Coulis vs compote: What is the difference between the fruit sauces?

Traditionally, a compote is a mixture of fruits and sugar cooked on low heat. Picture: Valeria Boltneva

Traditionally, a compote is a mixture of fruits and sugar cooked on low heat. Picture: Valeria Boltneva

Published Apr 18, 2024


If you have been to a fancy restaurant and seen a delicious fruit sauce drizzled over your dessert, you were probably looking at a coulis or compote.

Have you ever wondered what the difference is between a coulis and compote? If so, you are not alone.

Although the two varieties of fruit sauce are sometimes used interchangeably, there are some significant distinctions, based on how they are made and their taste, texture and standard uses.

By learning the differences, you can better identify which sauce goes with which dish or, at the least, it can be an interesting bit of trivia to share with your friends.

How different are they?

Coulis is a thick sauce made of puréed fruits or vegetables. The word “coulis” comes from the French verb “couler”, which translates to “strain, flow”. Originally, the term referred to the drippings of cooked meat.

Later, it was used to refer to puréed soups and strained gravy. While the word has been used to refer to different things over the years, it always indicates some type of thick liquid.

As coulis is widely used for decoration, it should always have a beautiful, rich colour and a fine, smooth texture.

A compote, on the other hand, is a chunky sauce that originated in Medieval Europe and is made and enjoyed to this day.

The word “compote” comes from the Latin word “compositus”, which means “mixture”. Traditionally, a compote is a mixture of fruits and sugar cooked on low heat. It may also contain spices, extracts, dried fruit and so on.

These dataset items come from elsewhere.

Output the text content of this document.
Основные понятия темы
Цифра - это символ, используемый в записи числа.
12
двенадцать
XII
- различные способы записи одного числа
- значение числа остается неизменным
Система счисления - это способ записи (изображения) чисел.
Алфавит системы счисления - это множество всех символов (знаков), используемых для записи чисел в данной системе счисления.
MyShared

With that said, compotes can be savoury too. You can make savoury compotes using vegetables, spices and herbs. Compotes can be served either warm or cold.

What is great about the two dishes is that both provide similar health benefits.

Both use fruits or vegetables as one of their main ingredients. Thus, depending upon the ingredients used to make the recipe, the health benefits may differ from one dish to another.

However, since they use simple ingredients like fruits and vegetables, they are rich in vitamins, minerals, fibre and antioxidants.

They could satisfy all your hunger needs without adding many calories. Therefore, coulis and compote make an excellent addition to a healthy diet.

If you are new to the dishes, you might want to try master at least one of them. Below is an amazing recipe that uses compote, courtesy of dietician and nutritionist Ellie Krieger. Bon appétit!

Honey custard cups with blueberry compote. Picture: Tom McCorkle

Honey custard cups with blueberry compote

Serves: 6


For the custard

2 cups milk

2 large eggs

1 large egg yolk

¼ cup honey

1 tsp vanilla extract

1 pinch kosher salt

For the compote

1 cup blueberries, fresh or frozen

2 tbs honey

⅛ tsp ground cardamom


Make the custard

Position a baking rack in the middle of the oven and preheat the oven to 160ºC.

Bring a kettle of water to a boil on the stove, and place a clean kitchen towel on the bottom of a 23-by-33cm baking dish.

In a small saucepan over medium heat, heat the milk until very hot but not boiling. In a medium bowl, whisk the eggs, egg yolk, honey, vanilla and salt.

Discard any skin on the top of the hot milk. Whisk about ¼ cup of the milk into the egg mixture to temper the egg, then gradually whisk in the rest of the milk.

Pour the mixture into six ovenproof custard cups or ramekins. Place the ramekins into the baking dish on top of the towel. Position the cups so they are not touching one another or the sides of the pan.

Place the baking dish onto a rack in the middle of the oven (it prevents the ramekins from moving around) and pour hot water into the pan around the cups, so it comes a little more than halfway up the sides of the cups.

Bake for 50 to 60 minutes, or until the custards are set and the tops are golden, but the custard jiggles a little in the centre when you gently shake the pan.

Remove the custard cups from the water bath and let cool for 30 minutes before serving.

Make the compote

In a small saucepan over medium heat, combine the blueberries, honey and cardamom and cook, stirring frequently, until the berries begin to burst, about 6 minutes.

Remove from the heat and set aside to cool. The compote will thicken as it cools.

Serve the compote slightly warm or refrigerate for up to a week in an airtight container.

Serve the slightly warm custard topped with the warmed blueberry compote or chill the custard and the compote and serve them cold.